Всё вроде бы шло как надо, но Делюка донимала тревога: он боялся, что могут обнаружить пропажу, хотя в его чуме вообще никто не появлялся. Это казалось странным и в то же время душу его щекотало любопытство: неужели не обнаружили пропажу? Почему молчат пастухи? Ведь они же видели его, а он, Делюк, усыпил их. Неужели они ничего не рассказали? Делюк не верил тому, что пастухи не помнят о его приезде, а потому он сторонился людей: не ездил в соседние стойбища и чум свой разбивал в низинах между сопками (благо, что дни были осенними: не было ни оводов, ни комаров, ни мошкары), в лощинах под коренным берегом рек, на плешинах между мелкоярником в неглубоких каньонах, куда не проникал сторонний глаз.
И всё же, когда уже был сделан пензер и отвезены на гору Хурт-вой голова и кости менурэя, Делюк решил наведаться в стадо, откуда украл оленя. Ехал он нехотя, сердце и разум протестовали, но его гнало любопытство, которое на этот раз оказалось сильнее воли. А может, и наоборот — упрямая воля его подгоняла? Всё могло быть.
В стаде были не те пастухи, на дежурстве у которых Делюк украл белого менурэя. Встретили его приветливо.
— Давно что-то не видно тебя, Делюк! Какому доброму ветру кланяться, что ты опять у нас? — добродушно спрашивал его широкий в кости ненец с кривыми ногами.
«Откуда они меня знают? — всполошился не на шутку Делюк. — Не они, вовсе не они тогда были! Впервые, вовсе впервые я их вижу. Значит, всё известно!»
— Пастбища смотрел, да вот оленей ваших увидел, — таинственно улыбаясь, сказал Делюк и подумал: «Неужели ещё не знают о пропаже?!»
— Наших! — зло усмехнулся стоявший чуть подальше пастух, рослый, стройный, мало похожий на ненца, и, переступив с ноги на ногу, добавил: — Были бы нашими!..
«Были бы нашими!» — эхом отдалось где-то в самой глубине души Делюка. Напрягая волю, он насупил брови, вытянутыми пальцами левой руки коснулся лба, думая, что бы сказать им, но промолчал, хотя от его взгляда не ускользнули насторожившиеся лица собеседников. «Всё знают они… Хитрят!» — решил Делюк и почувствовал, как лицо его обдало жаром.
— Горе какое у тебя или немочь? — вплотную подошел к нему кривоногий, заметив, как Делюк изменился в лице. Он взял Делюка за рукав малицы и с любопытством заглянул в глаза.
— Да нет, — смущенно отвернулся Делюк, пряча глаза, но в нем вспыхнула вдруг обида и на свою растерянность, и на бесцеремонное любопытство пастухов, которые, как показалось ему, смеются над ним, и уже в следующее мгновение он прошелся тяжелым, режущим взглядом по удивленным глазам собеседников. «Спите!

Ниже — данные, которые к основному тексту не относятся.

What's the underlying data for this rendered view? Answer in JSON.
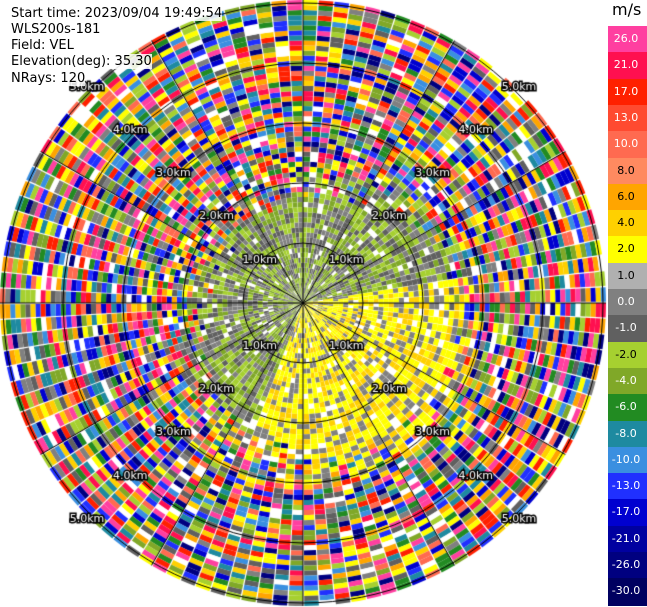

Сейчас же усните! Усните!» — напрягая волю и не шевеля даже губами, молил он мысленно. «Спите!» — повторил еще раз. Теперь в этом своем желании он больше убеждал себя, и тут один за другим пастухи вдруг упали, растянулись на земле, раскидав безвольно руки.
Полуприсев, Делюк от удивления хлопнул себя по коленям ладонями, засмеялся громко, и ему показалось, что его раскатистый смех повторило эхо.
— Не чудо ли это? А? — расплываясь в довольной улыбке, Делюк не то спрашивал себя, не то удивлялся безвольности пастухов, и тут же его осенила мысль: «А что если десятка два-три оленей угоню? Чем я хуже Игны Микита или Сэхэро Егора, которые тем и живут, что чужих оленей угоняют?!»
Делюк подошел к спящим пастухам, хотел повернуть набок, но не решился и сказал:
— Спите! Крепко спите! И забудьте всё, что слышали ваши уши и видели глаза!..
Пастухи спали, а тридцать пять оленей, подгоняемые резвой упряжкой Делюка, неслись по холмистой тундре, как облако по штормовому небу. Делюк ехал, улыбаясь своим мыслям, но время от времени всё же оглядывался назад: нет ли погони? Под голубым высоким небом тундра лежала спокойно в своей обычной меланхолической задумчивости. Нет, никто не гнался за Делюком, даже никто не думал об этом, хотя сам Делюк серьезно опасался, потому что тридцать пять оленей — не один олень: не скоро угонишь их в котел, да и, кроме того, в его чуме в любое время мог появиться посторонний: откуда олени? А в тундре многие знают, что у Делюка всего лишь тридцать оленей.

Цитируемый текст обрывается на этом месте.